Theoretically, this means Indian firms and government are more likely to default on their rupee-denominated borrowings than before.
However, in reality, the revision is to capture the risk and highlight the trigger point, the widening fiscal deficit in this case.
Bond yields rose and the local currency weakened following the downgrade. The yield on the benchmark 10-year bond rose to 9.48% from Monday’s close of 9.38%. The rupee meanwhile declined by 0.7% to close at 43.24 to a dollar.
“The revision to the local currency outlook is based on a considerable deterioration in the Central government’s fiscal position in 2008-09 … combined with a notable increase in government debt issuance to finance subsidies,” said James McCormack, head of Asia Sovereign ratings at Fitch.
Fitch expects the fiscal deficit to widen from 2.8% of gross domestic product (GDP) in fiscal 2008 to 4.5% in fiscal 2009, based in part on higher subsidies interest payments and wages.
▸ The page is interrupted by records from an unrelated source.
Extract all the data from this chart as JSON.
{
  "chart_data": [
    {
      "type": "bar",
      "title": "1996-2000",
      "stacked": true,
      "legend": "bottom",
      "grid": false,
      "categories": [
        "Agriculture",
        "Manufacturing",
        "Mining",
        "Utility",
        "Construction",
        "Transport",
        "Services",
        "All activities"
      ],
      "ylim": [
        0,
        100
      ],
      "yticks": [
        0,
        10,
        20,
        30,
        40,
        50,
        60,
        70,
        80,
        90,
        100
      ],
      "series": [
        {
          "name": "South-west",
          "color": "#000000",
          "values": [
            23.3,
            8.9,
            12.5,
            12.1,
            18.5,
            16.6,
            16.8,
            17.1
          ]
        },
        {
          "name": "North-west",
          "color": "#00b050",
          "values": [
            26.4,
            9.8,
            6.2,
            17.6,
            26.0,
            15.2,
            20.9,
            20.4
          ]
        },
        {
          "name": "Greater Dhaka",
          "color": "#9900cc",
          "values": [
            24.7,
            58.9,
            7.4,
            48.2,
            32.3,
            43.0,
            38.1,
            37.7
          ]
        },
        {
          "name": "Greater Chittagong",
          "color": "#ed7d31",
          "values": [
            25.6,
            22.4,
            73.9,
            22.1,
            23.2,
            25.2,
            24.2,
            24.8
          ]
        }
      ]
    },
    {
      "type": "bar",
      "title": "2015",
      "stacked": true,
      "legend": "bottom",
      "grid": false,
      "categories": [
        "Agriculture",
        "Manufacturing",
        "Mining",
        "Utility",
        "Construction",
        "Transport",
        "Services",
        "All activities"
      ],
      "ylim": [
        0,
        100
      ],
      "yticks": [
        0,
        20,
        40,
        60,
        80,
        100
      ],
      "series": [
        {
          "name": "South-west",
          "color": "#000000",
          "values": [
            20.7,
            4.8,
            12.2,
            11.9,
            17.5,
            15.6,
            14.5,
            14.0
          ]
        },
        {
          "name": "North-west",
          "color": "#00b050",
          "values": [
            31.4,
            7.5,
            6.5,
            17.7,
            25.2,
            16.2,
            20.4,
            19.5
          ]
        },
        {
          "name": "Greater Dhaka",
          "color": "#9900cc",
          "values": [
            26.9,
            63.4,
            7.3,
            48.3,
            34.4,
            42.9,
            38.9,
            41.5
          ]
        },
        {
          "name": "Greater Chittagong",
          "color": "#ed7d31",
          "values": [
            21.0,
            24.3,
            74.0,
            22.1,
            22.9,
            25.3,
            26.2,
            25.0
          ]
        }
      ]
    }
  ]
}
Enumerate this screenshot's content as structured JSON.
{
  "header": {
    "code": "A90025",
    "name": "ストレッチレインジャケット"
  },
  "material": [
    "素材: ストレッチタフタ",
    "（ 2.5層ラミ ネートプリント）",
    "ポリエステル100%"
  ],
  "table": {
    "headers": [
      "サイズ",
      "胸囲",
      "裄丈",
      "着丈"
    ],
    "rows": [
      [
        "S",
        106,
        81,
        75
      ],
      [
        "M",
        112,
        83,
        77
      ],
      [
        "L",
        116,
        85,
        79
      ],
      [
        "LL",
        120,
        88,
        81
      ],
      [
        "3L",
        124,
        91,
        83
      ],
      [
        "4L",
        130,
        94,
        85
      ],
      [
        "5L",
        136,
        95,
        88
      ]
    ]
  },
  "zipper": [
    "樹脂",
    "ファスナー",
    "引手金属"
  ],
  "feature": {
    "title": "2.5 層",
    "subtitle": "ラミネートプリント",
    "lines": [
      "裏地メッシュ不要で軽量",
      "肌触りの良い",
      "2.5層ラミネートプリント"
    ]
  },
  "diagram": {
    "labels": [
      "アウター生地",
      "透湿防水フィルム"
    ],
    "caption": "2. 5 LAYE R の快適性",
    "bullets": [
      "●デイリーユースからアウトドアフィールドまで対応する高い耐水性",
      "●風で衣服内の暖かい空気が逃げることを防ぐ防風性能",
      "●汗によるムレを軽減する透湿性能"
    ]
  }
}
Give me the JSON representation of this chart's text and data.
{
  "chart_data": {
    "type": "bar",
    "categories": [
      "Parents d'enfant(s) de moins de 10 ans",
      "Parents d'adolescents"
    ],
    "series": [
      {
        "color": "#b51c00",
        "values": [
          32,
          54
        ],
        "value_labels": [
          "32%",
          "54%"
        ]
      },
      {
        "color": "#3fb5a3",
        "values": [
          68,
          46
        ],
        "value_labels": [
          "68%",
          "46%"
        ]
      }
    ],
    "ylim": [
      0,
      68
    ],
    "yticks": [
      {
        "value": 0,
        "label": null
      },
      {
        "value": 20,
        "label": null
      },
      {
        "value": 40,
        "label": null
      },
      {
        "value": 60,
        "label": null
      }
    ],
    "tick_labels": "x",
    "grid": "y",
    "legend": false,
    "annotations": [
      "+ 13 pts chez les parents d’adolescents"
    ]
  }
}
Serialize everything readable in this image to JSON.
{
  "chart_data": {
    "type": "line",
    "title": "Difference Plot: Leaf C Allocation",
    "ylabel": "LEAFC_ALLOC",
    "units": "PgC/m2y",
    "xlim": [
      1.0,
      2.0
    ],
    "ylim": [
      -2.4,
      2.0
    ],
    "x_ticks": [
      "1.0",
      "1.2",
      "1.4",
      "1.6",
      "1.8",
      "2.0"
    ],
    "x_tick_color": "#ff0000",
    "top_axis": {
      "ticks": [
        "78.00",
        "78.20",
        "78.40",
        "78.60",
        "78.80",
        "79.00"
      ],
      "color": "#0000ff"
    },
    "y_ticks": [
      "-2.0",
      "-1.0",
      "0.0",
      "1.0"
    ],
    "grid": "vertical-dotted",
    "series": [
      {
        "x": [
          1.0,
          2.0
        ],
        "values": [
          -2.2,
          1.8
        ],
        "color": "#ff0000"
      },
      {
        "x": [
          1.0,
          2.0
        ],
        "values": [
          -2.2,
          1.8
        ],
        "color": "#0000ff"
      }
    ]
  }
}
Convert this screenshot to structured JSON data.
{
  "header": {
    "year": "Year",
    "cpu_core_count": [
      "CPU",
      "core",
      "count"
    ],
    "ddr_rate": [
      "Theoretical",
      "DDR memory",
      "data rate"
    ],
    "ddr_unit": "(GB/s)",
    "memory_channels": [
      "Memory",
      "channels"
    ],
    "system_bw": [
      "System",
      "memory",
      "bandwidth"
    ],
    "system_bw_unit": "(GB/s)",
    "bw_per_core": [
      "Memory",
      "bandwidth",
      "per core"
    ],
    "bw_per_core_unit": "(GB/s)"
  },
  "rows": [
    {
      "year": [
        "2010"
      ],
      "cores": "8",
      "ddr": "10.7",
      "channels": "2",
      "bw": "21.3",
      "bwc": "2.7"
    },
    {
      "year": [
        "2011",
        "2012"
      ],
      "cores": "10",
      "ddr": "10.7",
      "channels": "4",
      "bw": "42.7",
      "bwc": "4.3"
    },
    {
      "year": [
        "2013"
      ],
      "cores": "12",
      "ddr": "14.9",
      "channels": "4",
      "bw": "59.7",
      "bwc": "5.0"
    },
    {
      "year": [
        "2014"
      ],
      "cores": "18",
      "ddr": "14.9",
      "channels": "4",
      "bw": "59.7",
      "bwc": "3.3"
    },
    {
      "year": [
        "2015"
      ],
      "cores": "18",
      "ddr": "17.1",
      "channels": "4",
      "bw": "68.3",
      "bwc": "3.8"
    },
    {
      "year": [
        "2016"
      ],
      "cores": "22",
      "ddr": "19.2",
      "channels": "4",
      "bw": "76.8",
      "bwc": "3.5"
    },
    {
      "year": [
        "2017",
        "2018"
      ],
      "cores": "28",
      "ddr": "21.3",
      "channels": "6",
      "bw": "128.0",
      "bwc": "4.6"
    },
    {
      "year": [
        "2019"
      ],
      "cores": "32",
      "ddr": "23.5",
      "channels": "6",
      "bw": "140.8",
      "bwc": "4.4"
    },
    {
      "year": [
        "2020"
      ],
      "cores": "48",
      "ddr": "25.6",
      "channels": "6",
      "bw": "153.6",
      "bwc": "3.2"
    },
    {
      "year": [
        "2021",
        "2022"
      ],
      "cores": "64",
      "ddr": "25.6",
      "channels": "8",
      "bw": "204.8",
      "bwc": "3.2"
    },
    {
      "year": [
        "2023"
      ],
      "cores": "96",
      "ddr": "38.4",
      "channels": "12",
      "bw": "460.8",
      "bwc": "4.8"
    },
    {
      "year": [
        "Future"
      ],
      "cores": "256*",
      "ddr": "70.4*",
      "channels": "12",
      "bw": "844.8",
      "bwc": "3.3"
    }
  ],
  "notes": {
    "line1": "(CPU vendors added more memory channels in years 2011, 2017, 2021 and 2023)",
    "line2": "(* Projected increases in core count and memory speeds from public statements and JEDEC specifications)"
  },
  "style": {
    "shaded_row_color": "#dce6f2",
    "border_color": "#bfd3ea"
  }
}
It expects the deficit to widen further to 6.5% in the year because of off-budget items such as the bonds issued to oil and fertilizer companies.
Among other global rating agencies, Standard and Poor’s (S&P) on 10 July had said it might consider lowering India’s sovereign rating to “speculative” from “stable” if the uncertainties in the economy continues. It has for now affirmed its ‘BBB-’ rating.
Moody’s foreign currency rating for India, at Baa3, is already equivalent to where the Fitch and S&P ratings are, according to Aninda Mitra, India sovereign ratings analyst at Moody’s Investors Service.
“The local currency bond rating for the sovereign is Ba2, which is two notches below that of Fitch and S&P,” Mitra said. “The gap between the two ratings reflects a lot of the weaknesses that we have started to see on the fiscal front,” Mitra added.
Fitch kept the rating for the local currency intact at ‘BBB-’. It also affirmed India’s long-term foreign currency rating at ‘BBB-’ with a stable outlook, and its short-term foreign currency rating at ‘F3’ and country ceiling at ‘BBB-’.
According to the agency’s methodologies, the long-term ‘BBB’ national ratings denote “adequate credit risk” relative to other issuers.
However, a country’s economic conditions are more likely to affect the timely payment for these borrowers than the companies with a higher rating. The best rating in the class is AAA.
‘F3’ is a short-term credit rating indicating adequate capacity for timely payment. However, such capacity is more susceptible to near-term adverse changes than for financial commitments in higher-rated categories. The best in the class is F1.
India’s foreign currency rating was not changed because of the vast amount of foreign reserves available with the country.